When asked how often water samples are taken, Aggregate’s Jennifer Grawin replied, “What’s required in the permit is what we do.”
Sinewitz also criticized the report for stating there were no complaints about blasting, pointing out that while there were no damage complaints, “there were complaints related to blasting.” Presumably that included noise.
The councilor also noted that Aggregate had been fined $300 three times over the past year for operating during the wrong hours. The fines, he noted, are being disputed in court.
Aggregate has long been a source of consternation for its neighbors. The business quarries stone and stockpiles discarded asphalt, as well as blasting on a regular basis. In addition, it sends huge trucks laden with stone and other materials through the adjacent streets.

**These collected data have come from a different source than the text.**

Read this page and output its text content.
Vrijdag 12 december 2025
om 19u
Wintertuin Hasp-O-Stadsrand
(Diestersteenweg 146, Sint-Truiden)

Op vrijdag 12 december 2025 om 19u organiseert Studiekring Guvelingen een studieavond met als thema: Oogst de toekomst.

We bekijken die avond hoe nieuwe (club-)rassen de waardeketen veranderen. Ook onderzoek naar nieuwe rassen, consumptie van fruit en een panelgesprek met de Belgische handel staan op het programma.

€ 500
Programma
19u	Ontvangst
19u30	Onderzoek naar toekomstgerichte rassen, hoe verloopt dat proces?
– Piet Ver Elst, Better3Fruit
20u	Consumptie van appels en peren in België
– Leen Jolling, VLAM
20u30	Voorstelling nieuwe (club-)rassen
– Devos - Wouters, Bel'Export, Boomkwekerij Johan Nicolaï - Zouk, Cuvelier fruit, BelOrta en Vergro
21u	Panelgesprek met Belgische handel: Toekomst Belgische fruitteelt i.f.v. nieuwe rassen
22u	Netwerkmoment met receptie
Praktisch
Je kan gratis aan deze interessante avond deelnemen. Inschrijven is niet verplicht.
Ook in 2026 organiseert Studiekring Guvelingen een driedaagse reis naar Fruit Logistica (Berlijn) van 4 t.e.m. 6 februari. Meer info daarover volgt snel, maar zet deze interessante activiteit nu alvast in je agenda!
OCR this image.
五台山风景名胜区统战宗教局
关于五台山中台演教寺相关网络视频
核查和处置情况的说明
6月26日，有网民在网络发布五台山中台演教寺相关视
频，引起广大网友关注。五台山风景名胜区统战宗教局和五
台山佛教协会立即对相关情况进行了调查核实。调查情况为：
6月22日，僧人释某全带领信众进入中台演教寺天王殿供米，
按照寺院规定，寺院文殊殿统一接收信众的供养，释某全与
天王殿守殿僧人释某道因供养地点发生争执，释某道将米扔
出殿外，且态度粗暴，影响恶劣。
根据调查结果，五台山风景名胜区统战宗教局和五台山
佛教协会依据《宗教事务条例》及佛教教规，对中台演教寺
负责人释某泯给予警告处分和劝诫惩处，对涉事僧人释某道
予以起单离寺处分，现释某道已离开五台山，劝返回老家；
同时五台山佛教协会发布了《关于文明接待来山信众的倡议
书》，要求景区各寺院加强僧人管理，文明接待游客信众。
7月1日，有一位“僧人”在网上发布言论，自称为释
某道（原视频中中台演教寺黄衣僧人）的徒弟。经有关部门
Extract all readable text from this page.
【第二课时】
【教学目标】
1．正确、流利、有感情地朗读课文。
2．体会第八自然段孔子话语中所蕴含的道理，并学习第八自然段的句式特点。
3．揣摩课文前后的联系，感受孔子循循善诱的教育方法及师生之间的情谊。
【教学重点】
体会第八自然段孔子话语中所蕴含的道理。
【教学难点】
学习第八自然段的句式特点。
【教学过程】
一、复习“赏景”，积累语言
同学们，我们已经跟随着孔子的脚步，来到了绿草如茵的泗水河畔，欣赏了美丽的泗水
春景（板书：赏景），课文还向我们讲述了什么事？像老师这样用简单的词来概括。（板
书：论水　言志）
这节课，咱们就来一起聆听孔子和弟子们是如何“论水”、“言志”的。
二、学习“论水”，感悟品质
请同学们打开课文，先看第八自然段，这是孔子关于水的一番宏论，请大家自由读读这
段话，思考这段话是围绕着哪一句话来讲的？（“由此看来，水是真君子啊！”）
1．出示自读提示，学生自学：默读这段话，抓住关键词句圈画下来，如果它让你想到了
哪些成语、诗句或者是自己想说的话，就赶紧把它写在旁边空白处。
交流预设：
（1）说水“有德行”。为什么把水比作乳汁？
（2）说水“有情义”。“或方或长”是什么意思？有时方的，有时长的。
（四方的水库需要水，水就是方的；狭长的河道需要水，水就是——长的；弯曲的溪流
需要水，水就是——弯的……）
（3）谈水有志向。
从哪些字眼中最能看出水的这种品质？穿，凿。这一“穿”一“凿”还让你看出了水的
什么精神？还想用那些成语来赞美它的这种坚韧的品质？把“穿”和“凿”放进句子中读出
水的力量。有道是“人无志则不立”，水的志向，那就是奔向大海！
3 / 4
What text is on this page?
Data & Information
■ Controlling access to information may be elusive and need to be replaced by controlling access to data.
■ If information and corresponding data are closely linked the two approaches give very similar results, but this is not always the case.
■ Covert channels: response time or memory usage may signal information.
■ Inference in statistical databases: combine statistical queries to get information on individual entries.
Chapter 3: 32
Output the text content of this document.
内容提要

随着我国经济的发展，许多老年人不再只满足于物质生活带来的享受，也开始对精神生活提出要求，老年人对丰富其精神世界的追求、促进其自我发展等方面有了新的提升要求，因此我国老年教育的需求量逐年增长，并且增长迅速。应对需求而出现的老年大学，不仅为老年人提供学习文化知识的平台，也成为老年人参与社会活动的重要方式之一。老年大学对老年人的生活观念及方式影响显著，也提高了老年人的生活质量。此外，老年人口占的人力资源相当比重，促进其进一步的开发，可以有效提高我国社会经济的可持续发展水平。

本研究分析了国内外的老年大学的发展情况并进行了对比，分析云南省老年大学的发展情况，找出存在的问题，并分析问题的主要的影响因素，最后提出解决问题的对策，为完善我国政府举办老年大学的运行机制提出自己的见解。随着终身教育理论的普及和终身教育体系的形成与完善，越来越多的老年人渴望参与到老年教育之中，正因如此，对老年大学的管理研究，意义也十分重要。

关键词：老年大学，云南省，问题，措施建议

Only two neighbors attended the session Thursday night. But resident Ken Banville suggested the reason is frustration. Such meeting “don’t go anywhere,” he said. “They don’t do anything.” What’s more, “Most people don’t know about it.”
Banville, who once had rocks from a blast land in his yard, joined Sinewitz in questioning the levels recorded for water and sediment. “You’re not going to tell me it was exactly the same as it was last year,” he said.
Neighbor Bob Callahan, who refers to the company as “Aggravate Me Industries,” suggested that 10 blasts in a year is a small number and is indicative of a sluggish economy with little call for the granite, rocks and salvaged asphalt that Aggregate sells.
He expects the business, and the problems it creates for its neighbors, to pick up in the coming months.
“We have to stay on top of it to make sure everything is done right,” Sinewitz said.